Von gestressten Menschen, ausgebrannten Hunden, unfairen Methoden und Wegen aus der Krise handelt das Buch einer Tierärztin, die überzeugt ist: „Wir treiben Hunde ins Burn-out!“

Ausgebrannt sein und emotionale Erschöpfung bis hin zu Depressionen – das Burn-out-Syndrom ist eine zunehmend auftretende Volkskrankheit. Tierärztin Angelika Hischenhuber ist sicher: Auch immer mehr Vierbeiner leiden an Burn-out, und wir Menschen sind schuld daran.

Stress und Erwartungen

Nachdem die Veterinärin 2013 aufgrund eines Burn-outs ihre Tierarztpraxis schloss, entdeckte sie die Parallelen zwischen ihrem eigenen Zustand und dem ihres Hundes, den sie im Jahr zuvor aus einem Zwinger im Ausland gerettet hatte. „Wir waren beide ziemlich fertig und nicht mehr belastbar“, erinnert sich Angelika Hischenhuber. Ihre Theorie: Durch falsches Verhalten treibt der Mensch den Hund in einen Zustand emotionaler Erschöpfung und verminderter Leistungsfähigkeit.
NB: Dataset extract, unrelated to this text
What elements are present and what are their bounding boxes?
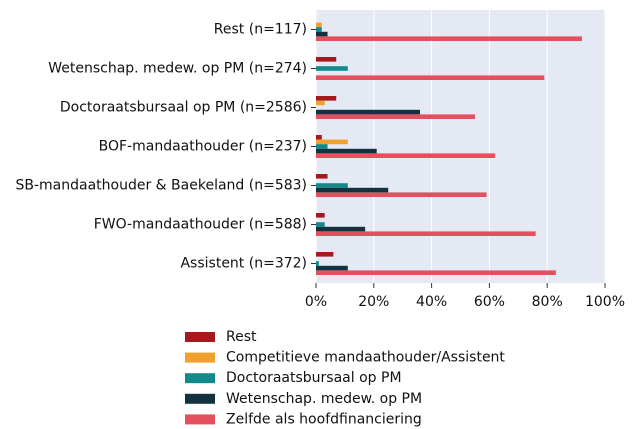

„Unsere Vierbeiner sind durch ihre Umwelt und unsere falschen Erwartungen an sie so gestresst, dass daraus Verhaltensstörungen entstehen können. Dann konsultieren wir Trainer, die uns auf fragwürdige Hilfsmittel verweisen – und treiben damit den Hund noch schneller in die Überforderung und damit ins Burn-out“, so Hischenhuber überzeugt. Magen-Darm-Erkrankungen, Allergien oder Hautprobleme seien nur drei der möglichen Symptome beim Hund.